TRANSLATION: this is the Japanese version of its Ainu name, Atkor Kamuy
HABITAT: Uchiura Bay in Hokkaido
DIET: omnivorous; it can swallow ships and whales whole
APPEARANCE: Akkorokamui is a gigantic octopus god which resides in Hokkaido’s Uchiura Bay. When it extends its legs, its body stretches over one hectare in area. It is so big that it can swallow boats and even whales in a single gulp. Its entire body is red. It is so large that when it appears the sea and even the sky reflect its color, turning a deep red.
INTERACTIONS: Any ship foolish enough to sail too close to Akkorokamui will be swallowed whole.
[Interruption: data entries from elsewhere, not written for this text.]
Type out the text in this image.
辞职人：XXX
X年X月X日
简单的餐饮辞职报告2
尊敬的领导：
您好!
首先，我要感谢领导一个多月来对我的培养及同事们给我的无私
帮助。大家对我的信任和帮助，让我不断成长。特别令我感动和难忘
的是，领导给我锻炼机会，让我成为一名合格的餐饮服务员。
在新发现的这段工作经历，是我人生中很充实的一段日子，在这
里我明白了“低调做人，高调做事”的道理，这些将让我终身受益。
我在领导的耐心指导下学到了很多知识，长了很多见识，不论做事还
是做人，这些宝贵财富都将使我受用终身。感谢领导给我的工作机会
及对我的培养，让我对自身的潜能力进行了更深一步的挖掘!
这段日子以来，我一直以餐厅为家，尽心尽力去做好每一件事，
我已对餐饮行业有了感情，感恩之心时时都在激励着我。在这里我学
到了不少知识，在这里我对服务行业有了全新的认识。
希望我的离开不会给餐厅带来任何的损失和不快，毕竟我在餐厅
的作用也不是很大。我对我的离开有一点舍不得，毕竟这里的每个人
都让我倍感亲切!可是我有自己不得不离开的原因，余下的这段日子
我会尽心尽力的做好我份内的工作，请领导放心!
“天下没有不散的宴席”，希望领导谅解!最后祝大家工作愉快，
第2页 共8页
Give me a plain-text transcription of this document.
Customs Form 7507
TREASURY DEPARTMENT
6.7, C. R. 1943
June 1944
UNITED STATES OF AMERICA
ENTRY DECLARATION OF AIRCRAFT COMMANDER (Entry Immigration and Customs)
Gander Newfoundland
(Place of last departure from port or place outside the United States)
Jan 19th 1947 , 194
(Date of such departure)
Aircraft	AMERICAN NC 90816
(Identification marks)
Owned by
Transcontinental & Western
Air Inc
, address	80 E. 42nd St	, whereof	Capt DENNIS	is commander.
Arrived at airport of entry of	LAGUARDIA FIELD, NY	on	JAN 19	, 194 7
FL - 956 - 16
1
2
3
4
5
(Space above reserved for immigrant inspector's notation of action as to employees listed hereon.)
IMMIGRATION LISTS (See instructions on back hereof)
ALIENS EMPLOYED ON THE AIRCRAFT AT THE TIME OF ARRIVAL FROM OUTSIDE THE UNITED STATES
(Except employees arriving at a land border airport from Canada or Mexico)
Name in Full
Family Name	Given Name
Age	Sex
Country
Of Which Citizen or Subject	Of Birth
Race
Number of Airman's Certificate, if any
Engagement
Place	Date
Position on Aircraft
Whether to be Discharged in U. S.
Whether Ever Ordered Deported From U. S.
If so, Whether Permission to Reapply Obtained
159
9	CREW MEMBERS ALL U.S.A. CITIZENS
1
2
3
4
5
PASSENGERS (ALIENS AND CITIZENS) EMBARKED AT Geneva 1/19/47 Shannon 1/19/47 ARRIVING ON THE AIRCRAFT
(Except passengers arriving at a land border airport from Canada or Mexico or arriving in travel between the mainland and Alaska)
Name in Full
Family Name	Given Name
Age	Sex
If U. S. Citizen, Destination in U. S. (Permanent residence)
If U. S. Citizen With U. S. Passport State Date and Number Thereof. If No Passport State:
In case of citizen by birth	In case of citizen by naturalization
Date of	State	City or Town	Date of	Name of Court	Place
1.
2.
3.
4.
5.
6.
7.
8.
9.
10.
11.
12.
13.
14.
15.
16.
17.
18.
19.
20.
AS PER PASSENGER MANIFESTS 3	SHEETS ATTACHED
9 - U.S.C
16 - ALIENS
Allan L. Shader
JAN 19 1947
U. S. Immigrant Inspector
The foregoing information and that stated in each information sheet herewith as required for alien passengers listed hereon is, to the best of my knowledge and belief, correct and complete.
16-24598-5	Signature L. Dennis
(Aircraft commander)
Therefore, for generations, locals have stayed away from the water when the sea and sky turn red. Fishermen and sailors who had no choice but to be on the waters would carry scythes with them for protection.
ORIGIN: Akkorokamui comes from Ainu folklore, where it is known as Atkorkamuy. Its name can be translated as “string-holding kamuy.” String-holding likely refers to the octopus’s string-like tentacles, while kamuy is an Ainu term for a divine being—similar to the Japanese term kami. In Ainu folklore, Akkorokamui is both revered and feared as a water deity, specifically as the lord of Uchiura Bay.
LEGENDS: Long ago, in the mountains near the village of Rebunge, there lived a gigantic spider named Yaushikep. Yaushikep was enormous. His great red body stretched over one hectare in area. One day, Yaushikep descended from the mountains and attacked the people of Rebunge. He shook the earth as he rampaged, destroying everything in his path. The villagers were terrified. They prayed to the gods to save them. The god of the sea, Repun Kamuy, heard their prayers and pulled Yaushikep into the bay. When the great spider was taken into the water, he transformed into a giant octopus, and took over charge of the bay as its god. Ever since then, he has been known as Atkor Kamuy, or Akkorokamui in Japanese.